Middleware Guide

Middleware handles cross-cutting request behavior such as authentication, authorization, request checks, redirects, and response headers.

Project middleware should live under src/Middleware. Do not put custom middleware in CorianderCore/core/Security; that directory is framework-owned and can be changed by framework updates.

Directory

Recommended structure:

src/
  Middleware/
    AuthMiddleware.php
    AdminMiddleware.php

The framework autoloader maps Middleware\ to src/Middleware/.

Example

Create src/Middleware/AuthMiddleware.php:

<?php
declare(strict_types=1);

namespace Middleware;

use Nyholm\Psr7\Response;
use Psr\Http\Message\ResponseInterface;
use Psr\Http\Message\ServerRequestInterface;
use Psr\Http\Server\MiddlewareInterface;
use Psr\Http\Server\RequestHandlerInterface;

final class AuthMiddleware implements MiddlewareInterface
{
    public function process(ServerRequestInterface $request, RequestHandlerInterface $handler): ResponseInterface
    {
        if (empty($_SESSION['user_id'])) {
            return new Response(302, ['Location' => '/login']);
        }

        return $handler->handle($request);
    }
}

Register it in public/routes.php or a file from src/Routes:

use Middleware\AuthMiddleware;

$router->group('admin', [new AuthMiddleware()], function ($router): void {
    $router->get('dashboard', fn () => 'Dashboard');
});

Global Middleware

Global framework middleware is registered in public/index.php, for example security headers, API request limits, and CSRF protection.

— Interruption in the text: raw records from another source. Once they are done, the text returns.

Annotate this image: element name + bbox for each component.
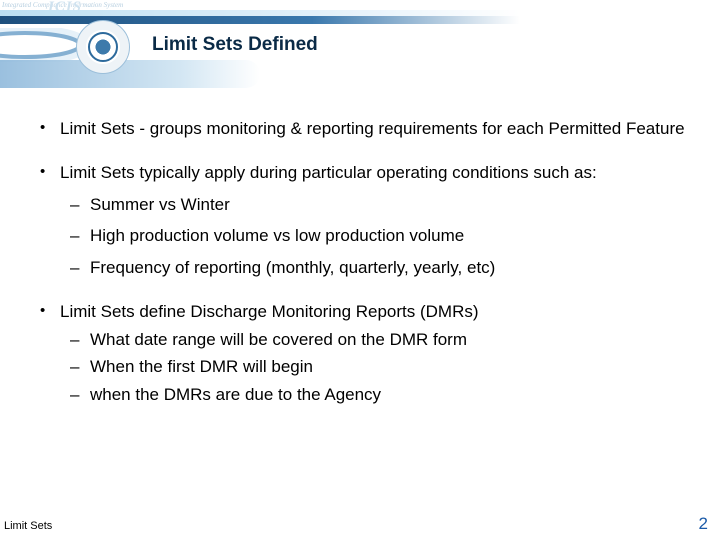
bullet-item: Limit Sets define Discharge Monitoring R…: [36, 301, 698, 406]
bullet-list-level2: Summer vs Winter High production volume …: [60, 194, 698, 279]
slide: Integrated Compliance Information System…: [0, 0, 720, 540]
bullet-list-level2: What date range will be covered on the D…: [60, 329, 698, 406]
slide-content: Limit Sets - groups monitoring & reporti…: [36, 118, 698, 490]
sub-bullet-text: Frequency of reporting (monthly, quarter…: [90, 258, 495, 277]
decorative-band-mid: [0, 60, 260, 88]
sub-bullet-item: when the DMRs are due to the Agency: [60, 384, 698, 406]
bullet-text: Limit Sets define Discharge Monitoring R…: [60, 302, 479, 321]
sub-bullet-item: When the first DMR will begin: [60, 356, 698, 378]
bullet-text: Limit Sets - groups monitoring & reporti…: [60, 119, 685, 138]
sub-bullet-text: What date range will be covered on the D…: [90, 330, 467, 349]
header-band: Integrated Compliance Information System…: [0, 0, 720, 90]
bullet-item: Limit Sets - groups monitoring & reporti…: [36, 118, 698, 140]
decorative-band-dark: [0, 16, 520, 24]
bullet-text: Limit Sets typically apply during partic…: [60, 163, 597, 182]
sub-bullet-item: What date range will be covered on the D…: [60, 329, 698, 351]
epa-seal-inner: [88, 32, 118, 62]
slide-title: Limit Sets Defined: [152, 34, 318, 56]
sub-bullet-item: Frequency of reporting (monthly, quarter…: [60, 257, 698, 279]
sub-bullet-item: High production volume vs low production…: [60, 225, 698, 247]
sub-bullet-text: When the first DMR will begin: [90, 357, 313, 376]
epa-seal-icon: [76, 20, 130, 74]
sub-bullet-text: when the DMRs are due to the Agency: [90, 385, 381, 404]
sub-bullet-item: Summer vs Winter: [60, 194, 698, 216]
bullet-list-level1: Limit Sets - groups monitoring & reporti…: [36, 118, 698, 406]
sub-bullet-text: High production volume vs low production…: [90, 226, 464, 245]
footer-label: Limit Sets: [4, 520, 52, 532]
page-number: 2: [699, 514, 708, 534]
sub-bullet-text: Summer vs Winter: [90, 195, 230, 214]
bullet-item: Limit Sets typically apply during partic…: [36, 162, 698, 279]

Project-specific middleware should usually be registered on route groups or individual routes. This keeps small projects simple and avoids making every request pay for middleware it does not need.

Best Practices

  • Put project middleware in src/Middleware.
  • Keep framework middleware in CorianderCore/core.
  • Use PSR-15 MiddlewareInterface.
  • Keep middleware focused on one concern.
  • Prefer route-group middleware for feature areas like admin, account, shop, or dashboard.
  • Avoid editing CorianderCore/core/Security for project-specific behavior.